The ocean also ties us to the rest of the world. It’s a bit mind-blowing to think that on the other side, thousands of miles away from the Carolina coast, is (apparently, because we looked it up) North Africa. And to think of how this very ocean, for better or worse, in triumph or sorrow, brought peoples from many lands to the shores of America throughout history.

As we brace for what comes next, after a week that brought first hope then disbelief, the ocean is always there, and I will rise from my warm bed to follow its call, gaze upon its ever shifting waters, and ponder.

I have a hard time making it just at sunrise but a few clouds help extend the illusion of getting there on time..
Ever changing patterns in the sand fascinate me.
Here’s a hopeful photo for an uncertain time – a lovely little beach wedding.

Fathoming the Deep

I’m not sure I believe in astrology, but I do love being near, on or in water, and I am an Aquarius (Aquarian?). So maybe there is something to it after all. In any case, I also like to photograph water, at sunrise, at sunset… and now thanks to a nifty feature on my Google Pixel phone camera called Night Sight, even at night.

Which brings me, in a roundabout sort of way, to the word of the day: “fathom.” This is a very useful word. As a measurement of water, the definition extends to a measure of understanding. (As in, “I can’t fathom how long this government furlough has gone on already.” Or, “I’m beginning to fathom just how expendable my job seems to be.”)

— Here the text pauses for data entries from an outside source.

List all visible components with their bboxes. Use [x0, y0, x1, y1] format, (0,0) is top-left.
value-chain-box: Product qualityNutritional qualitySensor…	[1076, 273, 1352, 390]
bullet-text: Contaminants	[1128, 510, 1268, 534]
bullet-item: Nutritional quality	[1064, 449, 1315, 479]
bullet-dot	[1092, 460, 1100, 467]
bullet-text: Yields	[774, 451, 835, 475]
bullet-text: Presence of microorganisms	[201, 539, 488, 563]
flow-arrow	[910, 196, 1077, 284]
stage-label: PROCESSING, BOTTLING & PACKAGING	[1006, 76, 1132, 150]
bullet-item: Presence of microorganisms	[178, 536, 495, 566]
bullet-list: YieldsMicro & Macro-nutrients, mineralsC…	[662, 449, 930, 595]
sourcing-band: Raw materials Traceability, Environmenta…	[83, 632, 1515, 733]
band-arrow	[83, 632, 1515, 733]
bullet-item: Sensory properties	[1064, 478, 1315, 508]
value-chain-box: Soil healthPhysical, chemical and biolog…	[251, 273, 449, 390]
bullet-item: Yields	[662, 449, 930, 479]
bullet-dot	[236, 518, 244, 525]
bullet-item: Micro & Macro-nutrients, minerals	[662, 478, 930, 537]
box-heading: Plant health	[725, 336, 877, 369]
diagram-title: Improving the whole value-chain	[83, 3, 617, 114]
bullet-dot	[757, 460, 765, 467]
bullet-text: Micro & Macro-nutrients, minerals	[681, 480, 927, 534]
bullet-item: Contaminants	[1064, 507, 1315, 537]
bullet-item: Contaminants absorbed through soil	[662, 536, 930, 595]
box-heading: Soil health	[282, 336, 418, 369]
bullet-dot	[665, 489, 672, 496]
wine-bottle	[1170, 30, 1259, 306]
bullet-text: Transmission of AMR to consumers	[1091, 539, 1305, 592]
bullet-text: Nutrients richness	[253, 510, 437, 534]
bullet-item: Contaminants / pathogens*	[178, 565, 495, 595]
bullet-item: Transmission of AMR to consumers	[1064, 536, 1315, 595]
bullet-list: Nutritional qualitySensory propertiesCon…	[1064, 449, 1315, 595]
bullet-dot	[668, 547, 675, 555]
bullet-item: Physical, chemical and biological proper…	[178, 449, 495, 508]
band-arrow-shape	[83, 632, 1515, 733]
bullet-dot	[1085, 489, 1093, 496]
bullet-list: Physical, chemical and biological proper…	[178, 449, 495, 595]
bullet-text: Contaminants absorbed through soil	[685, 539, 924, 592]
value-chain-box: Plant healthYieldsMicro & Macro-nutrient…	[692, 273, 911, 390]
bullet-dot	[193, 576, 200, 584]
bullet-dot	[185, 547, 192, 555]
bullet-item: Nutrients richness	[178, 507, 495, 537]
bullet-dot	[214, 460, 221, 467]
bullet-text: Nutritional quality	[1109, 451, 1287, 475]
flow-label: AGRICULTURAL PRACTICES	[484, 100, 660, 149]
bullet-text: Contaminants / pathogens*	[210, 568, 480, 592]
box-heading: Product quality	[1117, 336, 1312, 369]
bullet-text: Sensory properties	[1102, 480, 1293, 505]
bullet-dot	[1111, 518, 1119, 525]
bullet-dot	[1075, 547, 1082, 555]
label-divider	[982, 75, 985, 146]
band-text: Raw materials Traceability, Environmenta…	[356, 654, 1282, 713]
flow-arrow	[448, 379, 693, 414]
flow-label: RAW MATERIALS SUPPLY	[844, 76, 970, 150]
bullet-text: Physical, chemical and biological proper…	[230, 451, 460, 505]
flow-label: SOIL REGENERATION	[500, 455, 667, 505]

It is also a good word for literature. Shakespeare comes to mind. Another example is perhaps not exactly up to The Bard’s level but still interesting: when I did a search for “fathom poem” I came up with this poem on the Hello Poetry site by someone (?) called Third Legacy of Oliver, which I feel addresses the current state of negotiations in Congress, and also contains the word “fathom.” Give it a read and see what you think.

Circling back to the water, I offer my attempts at poetic photography, which hopefully describes in pictures the unfathomable deeps of our understanding – about life, about government, about anything you are currently trying to fathom. Enjoy.